I just want to emphasize that each project is different, and the advice above to leave some overhead when tweaking either core or memory clocks is very sound advice. Add to that each GPU will tolerate power differently as well, and sometimes that includes the lower limits. When I was testing stuff on my Turing GPU I had one single project that would toss errors at a power level limit of 53% which was the lowest MSI Afterburner would go on that GPU. No other project flinched at all over years once that project completed.

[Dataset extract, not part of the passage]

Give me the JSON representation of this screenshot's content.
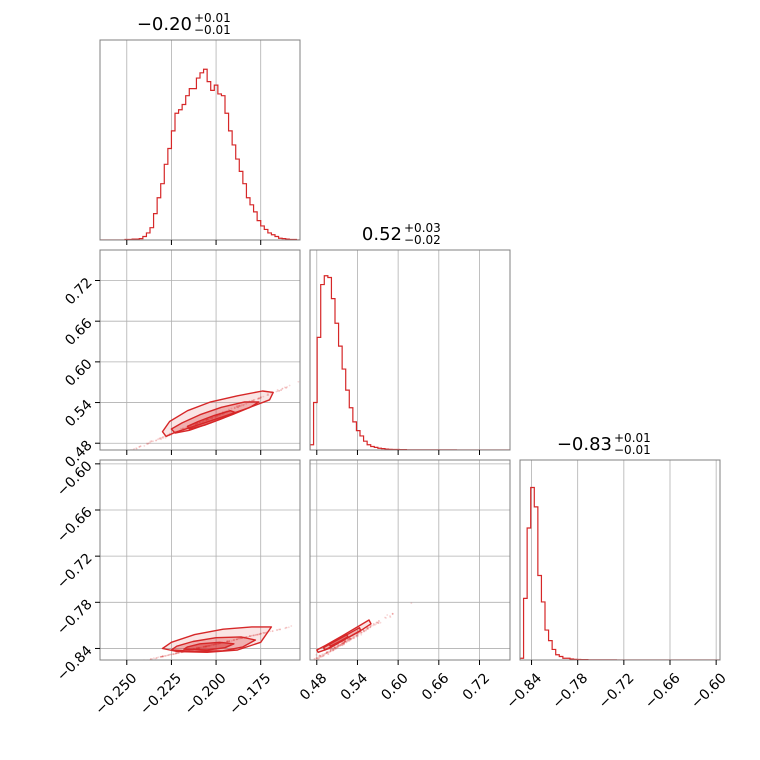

And while I'm at it, a question for Arisu. What is the standard memory clock on that 5070 mobile you have? It just seems like a huge bump in clocks, and I hadn't seen people pushing the 5000 series GPU's that far on memory. As for core clocks.... well they have plenty of overhead for sure. I haven't had mine for long, but so far with some tinkering haven't even managed to produce a single error code. It stays stable even with 400+ bumps on the core, as well as undervolts well. Once I have more time I'll push some limits to find out, but for now it produces well and most projects stay below 110 watts or so.

[arisu]

And while I'm at it, a question for Arisu. What is the standard memory clock on that 5070 mobile you have? It just seems like a huge bump in clocks, and I hadn't seen people pushing the 5000 series GPU's that far on memory. As for core clocks.... well they have plenty of overhead for sure. I haven't had mine for long, but so far with some tinkering haven't even managed to produce a single error code. It stays stable even with 400+ bumps on the core, as well as undervolts well. Once I have more time I'll push some limits to find out, but for now it produces well and most projects stay below 110 watts or so.

The standard "clock" is 12001 (remember that it's MT/s, not really MHz). GDDR7 is not really DDR, but QDR (quad date rate), and it uses double-pumped modulation, so it actually performs 8 transfers per clock. So what's reported as 12001 is actually a base clock of 1500 MHz. When I increase it by +6000 to 15001, the actual clock rate the memory chips are experiencing is just 1875 MHz (an increase of 375, not 6000). But the driver reports it in effective MT/s, not the actual clock of the memory chips in MHz. That's why the number is so big.

Most mobile GPUs use the same die as bigger GPUs, just heavily derated or with some cores fused off. The 5070 Mobile is a GB206 (same die as the non-mobile 5060) which is rated for a base memory clock of 1750 MHz, so really the memory clock is only going 100 MHz above its normal (non-derated) base clock. I just happen to have to add 6000 MT/s to get there.

I don't overclock my GPUs because they will always be under throttling, either thermal or power. So no matter how aggressively I underclock it, the clock rate will never increase past the max boost frequency (and will never achieve the maximum boost under load anyway).